Discussion/Comments:
- Slide 7: Answering a question by
Matthias, Massimo explains that in many cases, components of the
development testbed are tested even before the
official JRA1 integration/testing phase starts. This is
supported by the JRA1 management, since it allows to provide early
feedback on usability of new developments.
- Slide 9: The Pre-Production Service is distributed
over several sites. The main ones are CERN and a number of Tier-1/2 sites
including CNAF and PIC. (Details can be found on this slide).
- Slide 12: Les explains that the GAG
(Grid Applications Group, link) was stopped beginning of December and was replaced by the
Baseline Services Working Group.
- Slide 14: Answering a question of
Jean-Jacques on AMGA (ARDA Metadata Catalogue Project), Massimo explains
that AMGA incorporates ideas from several
sources, but is a new product providing features which
were missing, like a common and standardized interface for all
applications. The allocated manpower is a team
member plus an externally funded student. Massimo reports that LHCb is
actively using AMGA, which is also used
internally by GANGA. Frederic adds that
also the biomed community is using AMGA.
- Slide 21: Massimo explains that GANGA is a front-end for specifying and controlling
jobs. It supports a variety of back-ends (local computer, batch systems,
grid systems). GANGA takes care of
translating job descriptions, splitting and merging jobs, and status
monitoring. AMGA is used internally for
storing job status information in the so-called job repository.

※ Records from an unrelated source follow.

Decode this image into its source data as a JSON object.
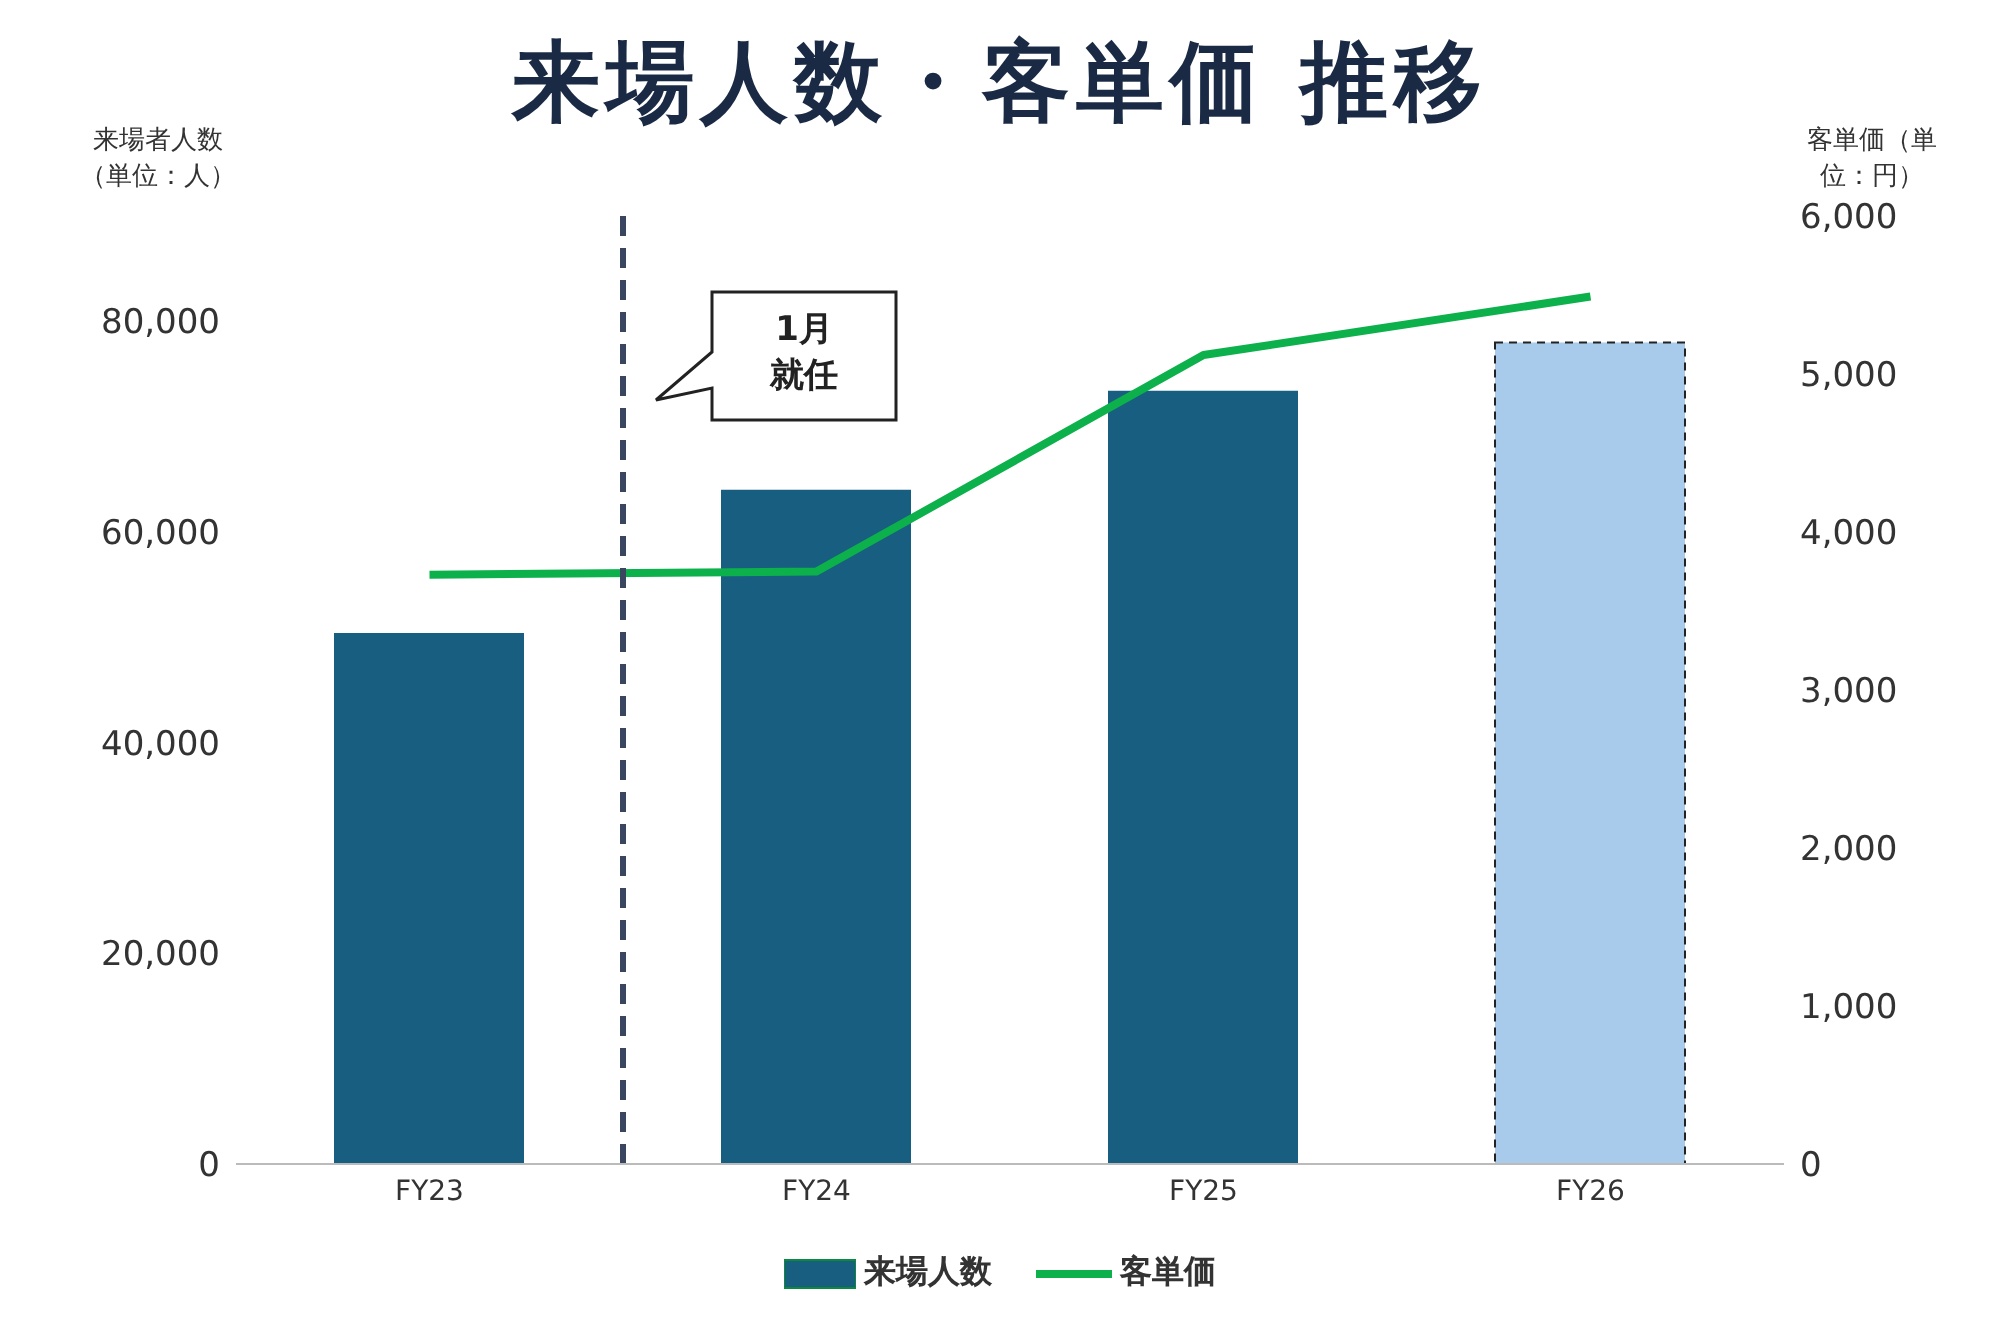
{
  "chart_data": {
    "type": "bar",
    "title": "来場人数・客単価 推移",
    "ylabel": "来場者人数（単位：人）",
    "y2label": "客単価（単位：円）",
    "categories": [
      "FY23",
      "FY24",
      "FY25",
      "FY26"
    ],
    "series": [
      {
        "name": "来場人数",
        "color": "#175e80",
        "colors": [
          "#175e80",
          "#175e80",
          "#175e80",
          "#a8caeb"
        ],
        "values": [
          50400,
          64000,
          73400,
          78000
        ]
      },
      {
        "name": "客単価",
        "type": "line",
        "axis": "y2",
        "color": "#0db14b",
        "values": [
          3730,
          3750,
          5120,
          5490
        ]
      }
    ],
    "ylim": [
      0,
      90000
    ],
    "yticks": [
      0,
      {
        "value": 20000,
        "label": "20,000"
      },
      {
        "value": 40000,
        "label": "40,000"
      },
      {
        "value": 60000,
        "label": "60,000"
      },
      {
        "value": 80000,
        "label": "80,000"
      }
    ],
    "y2lim": [
      0,
      6000
    ],
    "y2ticks": [
      0,
      {
        "value": 1000,
        "label": "1,000"
      },
      {
        "value": 2000,
        "label": "2,000"
      },
      {
        "value": 3000,
        "label": "3,000"
      },
      {
        "value": 4000,
        "label": "4,000"
      },
      {
        "value": 5000,
        "label": "5,000"
      },
      {
        "value": 6000,
        "label": "6,000"
      }
    ],
    "annotations": [
      "1月就任"
    ],
    "legend": "bottom",
    "marker": "none",
    "line_style": "solid"
  }
}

- Slide 25: The Access Library is a
generic library developed by the ARDA team that caches user authentication
tokens. As this avoids repeated re-authentications to different services
(using a shared secret between a proxy client and server), performance is
improved.
- Slide 27: The depicted catalogue is the
one belonging to AliEn, but an interface to LFC exists as well.
- Slide 28: Massimo points out that the
CMS dashboard helped to locate data leaks in R-GMA, since
status/monitoring information is first collected from
multiple sources and then compared.
- Slide 33: The ARDA project is defined
until the end of phase I of EGEE. Milestones for phase-II are not yet
formalized.
- EGEE-I review: Frederic and Massimo
explain that the project review will focus on Middleware, Applications and
Grid Operations.